Question

differential equation

Answer 1

@KendrickLamar2014

Answer 2

@ganeshie8

Answer 3

@confluxepic @Preetha

Answer 4

maybe start by solving the characteristic equation

\[r^2-\sqrt{5}=0\]

Answer 5

how

Answer 6

i am not getting it

Answer 7

what exactly are you not getting ?

Answer 8

how to substitute r^{2}

Answer 9

are you asking how i got that equation ?

Answer 10

yes

Answer 11

that is because of euler

Answer 12

let \(y = e^{rt}\) be a solution of the given differential equation

Answer 13

\(y = e^{rt}\)

\(y'' = ?\)

Answer 14

\[e ^{rtn}\]

Answer 15

Careful,

\(y' = \dfrac{dy}{dx}\)

\(y'' = \dfrac{d^2y}{dx^2}\)

Answer 16

\(y'\) is the first derivative of \(y\)

\(y''\) is the second derivative of \(y\)

Answer 17

ok

Answer 18

As I see it, you have two choices: Actually solve the D. E. (as you're trying to now), or check out each of the four given answers to determine which satisfies the given D. E.
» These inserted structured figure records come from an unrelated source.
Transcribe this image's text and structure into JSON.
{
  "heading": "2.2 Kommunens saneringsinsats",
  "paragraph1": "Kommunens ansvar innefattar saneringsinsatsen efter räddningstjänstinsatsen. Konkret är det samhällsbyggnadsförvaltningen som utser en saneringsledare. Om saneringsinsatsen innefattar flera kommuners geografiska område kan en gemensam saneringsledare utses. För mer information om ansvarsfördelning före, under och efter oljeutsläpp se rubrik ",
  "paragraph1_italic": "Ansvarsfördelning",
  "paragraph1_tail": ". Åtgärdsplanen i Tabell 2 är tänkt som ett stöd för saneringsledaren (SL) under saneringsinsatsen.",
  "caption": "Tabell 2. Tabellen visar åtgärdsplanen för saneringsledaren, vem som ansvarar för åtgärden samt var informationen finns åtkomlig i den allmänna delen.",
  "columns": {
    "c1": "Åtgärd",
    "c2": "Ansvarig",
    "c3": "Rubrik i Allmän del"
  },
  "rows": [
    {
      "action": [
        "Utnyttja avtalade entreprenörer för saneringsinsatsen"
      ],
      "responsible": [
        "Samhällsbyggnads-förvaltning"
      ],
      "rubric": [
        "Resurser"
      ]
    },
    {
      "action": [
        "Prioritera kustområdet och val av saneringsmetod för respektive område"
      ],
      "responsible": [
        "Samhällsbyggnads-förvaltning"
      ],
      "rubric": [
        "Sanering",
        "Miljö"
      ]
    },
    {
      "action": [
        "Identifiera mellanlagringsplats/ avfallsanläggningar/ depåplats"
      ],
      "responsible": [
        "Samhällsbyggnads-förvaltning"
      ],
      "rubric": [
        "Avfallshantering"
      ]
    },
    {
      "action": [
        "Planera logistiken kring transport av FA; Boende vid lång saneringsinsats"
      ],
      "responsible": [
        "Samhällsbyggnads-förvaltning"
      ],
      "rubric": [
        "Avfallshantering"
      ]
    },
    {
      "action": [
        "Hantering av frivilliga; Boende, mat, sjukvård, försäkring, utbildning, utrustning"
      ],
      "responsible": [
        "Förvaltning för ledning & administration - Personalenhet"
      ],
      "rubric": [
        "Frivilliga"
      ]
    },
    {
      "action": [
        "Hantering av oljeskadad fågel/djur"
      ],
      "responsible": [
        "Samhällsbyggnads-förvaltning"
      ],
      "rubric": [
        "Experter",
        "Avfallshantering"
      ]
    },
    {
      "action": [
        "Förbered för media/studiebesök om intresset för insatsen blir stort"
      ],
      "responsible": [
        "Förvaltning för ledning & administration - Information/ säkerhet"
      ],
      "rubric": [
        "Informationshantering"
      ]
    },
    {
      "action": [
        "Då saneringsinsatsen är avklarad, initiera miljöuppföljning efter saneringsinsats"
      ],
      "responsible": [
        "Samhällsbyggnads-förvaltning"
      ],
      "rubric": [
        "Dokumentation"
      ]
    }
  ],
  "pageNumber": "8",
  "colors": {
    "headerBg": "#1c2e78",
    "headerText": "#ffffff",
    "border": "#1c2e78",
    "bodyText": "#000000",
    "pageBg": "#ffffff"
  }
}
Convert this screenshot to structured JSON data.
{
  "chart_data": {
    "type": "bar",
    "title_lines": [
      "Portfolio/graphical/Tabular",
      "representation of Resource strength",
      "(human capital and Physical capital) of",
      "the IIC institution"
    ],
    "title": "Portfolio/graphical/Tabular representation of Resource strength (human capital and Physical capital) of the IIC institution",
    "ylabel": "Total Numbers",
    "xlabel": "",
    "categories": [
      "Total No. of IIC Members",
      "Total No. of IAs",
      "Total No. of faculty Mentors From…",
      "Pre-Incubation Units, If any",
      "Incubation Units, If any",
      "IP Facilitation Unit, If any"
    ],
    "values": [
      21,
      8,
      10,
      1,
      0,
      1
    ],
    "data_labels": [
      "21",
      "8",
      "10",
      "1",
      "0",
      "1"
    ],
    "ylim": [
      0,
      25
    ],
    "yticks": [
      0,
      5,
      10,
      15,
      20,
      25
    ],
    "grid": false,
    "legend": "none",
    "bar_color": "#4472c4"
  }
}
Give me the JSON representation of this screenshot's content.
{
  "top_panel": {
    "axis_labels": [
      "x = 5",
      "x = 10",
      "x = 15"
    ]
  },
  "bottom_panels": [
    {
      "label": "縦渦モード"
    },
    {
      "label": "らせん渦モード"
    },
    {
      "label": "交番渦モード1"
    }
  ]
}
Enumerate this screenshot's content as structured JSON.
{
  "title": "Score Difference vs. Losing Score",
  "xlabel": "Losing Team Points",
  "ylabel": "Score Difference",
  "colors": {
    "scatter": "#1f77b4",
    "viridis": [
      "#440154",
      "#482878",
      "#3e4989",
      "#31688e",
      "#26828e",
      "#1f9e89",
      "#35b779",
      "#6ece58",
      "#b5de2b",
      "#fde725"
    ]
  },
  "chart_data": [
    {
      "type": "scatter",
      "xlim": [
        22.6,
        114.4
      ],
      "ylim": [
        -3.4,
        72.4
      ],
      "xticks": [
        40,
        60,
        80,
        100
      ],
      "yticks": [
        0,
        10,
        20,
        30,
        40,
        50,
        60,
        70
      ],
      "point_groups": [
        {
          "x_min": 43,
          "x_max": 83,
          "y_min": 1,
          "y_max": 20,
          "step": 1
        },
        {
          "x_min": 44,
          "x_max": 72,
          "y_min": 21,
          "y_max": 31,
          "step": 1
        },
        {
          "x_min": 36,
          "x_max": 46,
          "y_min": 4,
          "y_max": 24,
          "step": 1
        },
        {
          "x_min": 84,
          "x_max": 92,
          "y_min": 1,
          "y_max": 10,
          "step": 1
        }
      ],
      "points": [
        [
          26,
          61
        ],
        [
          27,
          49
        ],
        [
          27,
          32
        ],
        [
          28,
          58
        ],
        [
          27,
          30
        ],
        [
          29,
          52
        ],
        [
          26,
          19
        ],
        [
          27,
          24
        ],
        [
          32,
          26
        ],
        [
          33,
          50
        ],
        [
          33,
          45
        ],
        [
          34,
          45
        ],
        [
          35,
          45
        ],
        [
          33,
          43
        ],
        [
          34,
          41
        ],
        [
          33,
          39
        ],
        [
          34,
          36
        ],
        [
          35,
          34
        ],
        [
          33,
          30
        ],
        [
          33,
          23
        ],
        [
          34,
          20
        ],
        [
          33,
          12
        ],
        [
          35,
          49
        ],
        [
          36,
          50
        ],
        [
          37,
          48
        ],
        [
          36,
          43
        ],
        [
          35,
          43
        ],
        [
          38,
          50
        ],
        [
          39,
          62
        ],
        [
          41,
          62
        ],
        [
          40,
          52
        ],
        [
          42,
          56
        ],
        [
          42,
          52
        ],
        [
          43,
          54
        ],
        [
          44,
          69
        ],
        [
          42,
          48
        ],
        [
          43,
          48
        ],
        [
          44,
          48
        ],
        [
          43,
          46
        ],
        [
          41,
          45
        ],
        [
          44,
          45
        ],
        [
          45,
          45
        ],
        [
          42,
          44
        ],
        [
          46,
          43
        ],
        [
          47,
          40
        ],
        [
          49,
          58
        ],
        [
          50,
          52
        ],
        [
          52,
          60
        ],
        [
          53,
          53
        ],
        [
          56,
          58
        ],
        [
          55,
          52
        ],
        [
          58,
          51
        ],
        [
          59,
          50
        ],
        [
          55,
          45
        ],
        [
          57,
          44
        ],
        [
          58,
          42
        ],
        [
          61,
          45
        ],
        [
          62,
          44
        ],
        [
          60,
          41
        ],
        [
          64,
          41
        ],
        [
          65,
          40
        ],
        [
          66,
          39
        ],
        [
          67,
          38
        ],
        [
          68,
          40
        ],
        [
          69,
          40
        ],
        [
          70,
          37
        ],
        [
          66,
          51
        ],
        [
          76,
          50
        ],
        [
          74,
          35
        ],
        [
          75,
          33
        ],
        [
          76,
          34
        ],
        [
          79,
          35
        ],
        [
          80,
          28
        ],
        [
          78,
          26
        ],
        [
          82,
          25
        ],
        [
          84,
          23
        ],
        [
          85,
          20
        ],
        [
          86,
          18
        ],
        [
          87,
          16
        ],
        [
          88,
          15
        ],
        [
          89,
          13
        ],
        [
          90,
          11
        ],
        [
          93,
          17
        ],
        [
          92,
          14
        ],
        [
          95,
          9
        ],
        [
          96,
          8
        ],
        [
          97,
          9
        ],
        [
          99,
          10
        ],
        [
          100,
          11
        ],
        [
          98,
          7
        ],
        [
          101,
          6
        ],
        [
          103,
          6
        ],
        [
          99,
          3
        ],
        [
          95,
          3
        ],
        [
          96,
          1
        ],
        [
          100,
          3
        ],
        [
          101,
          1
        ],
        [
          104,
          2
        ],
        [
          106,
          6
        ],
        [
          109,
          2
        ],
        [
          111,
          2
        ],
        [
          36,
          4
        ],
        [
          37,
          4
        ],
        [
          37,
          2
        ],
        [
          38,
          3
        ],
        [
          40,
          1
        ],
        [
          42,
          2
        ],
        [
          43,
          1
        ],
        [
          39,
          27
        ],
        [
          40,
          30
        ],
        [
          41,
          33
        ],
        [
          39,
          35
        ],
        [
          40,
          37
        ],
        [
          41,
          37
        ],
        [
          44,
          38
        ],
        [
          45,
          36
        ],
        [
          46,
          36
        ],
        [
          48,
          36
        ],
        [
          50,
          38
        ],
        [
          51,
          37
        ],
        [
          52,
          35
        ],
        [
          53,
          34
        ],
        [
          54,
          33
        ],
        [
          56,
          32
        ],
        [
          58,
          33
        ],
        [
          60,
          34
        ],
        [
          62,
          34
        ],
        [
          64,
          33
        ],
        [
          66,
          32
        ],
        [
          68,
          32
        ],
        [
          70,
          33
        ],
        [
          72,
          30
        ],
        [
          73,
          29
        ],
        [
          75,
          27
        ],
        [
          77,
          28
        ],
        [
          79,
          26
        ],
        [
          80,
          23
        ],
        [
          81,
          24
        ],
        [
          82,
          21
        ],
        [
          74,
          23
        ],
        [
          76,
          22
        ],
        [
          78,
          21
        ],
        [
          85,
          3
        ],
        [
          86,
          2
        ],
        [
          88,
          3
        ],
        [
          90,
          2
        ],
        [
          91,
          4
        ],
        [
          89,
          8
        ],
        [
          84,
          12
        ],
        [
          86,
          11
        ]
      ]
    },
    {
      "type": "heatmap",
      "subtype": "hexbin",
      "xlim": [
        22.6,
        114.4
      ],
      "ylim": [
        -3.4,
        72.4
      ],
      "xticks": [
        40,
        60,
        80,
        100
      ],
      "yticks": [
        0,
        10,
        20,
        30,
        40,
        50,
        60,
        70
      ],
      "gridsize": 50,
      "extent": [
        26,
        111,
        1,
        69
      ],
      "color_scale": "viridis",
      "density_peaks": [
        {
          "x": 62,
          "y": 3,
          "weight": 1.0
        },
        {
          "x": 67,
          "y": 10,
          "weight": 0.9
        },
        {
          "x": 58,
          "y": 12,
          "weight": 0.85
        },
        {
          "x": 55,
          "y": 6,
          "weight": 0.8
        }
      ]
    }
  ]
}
The D. E. is \[y''-\sqrt{5}y=0\]

So, supposing we were checking out possible solution #1:
1) Find the 2nd derivative, y'', of that possible solution.
2. Substitute your result for y'' in the D. E.
3. subst. y=possible solution #1 into the D. E.
4. Determine whether or not the D. E. is true after these substitutions have been made.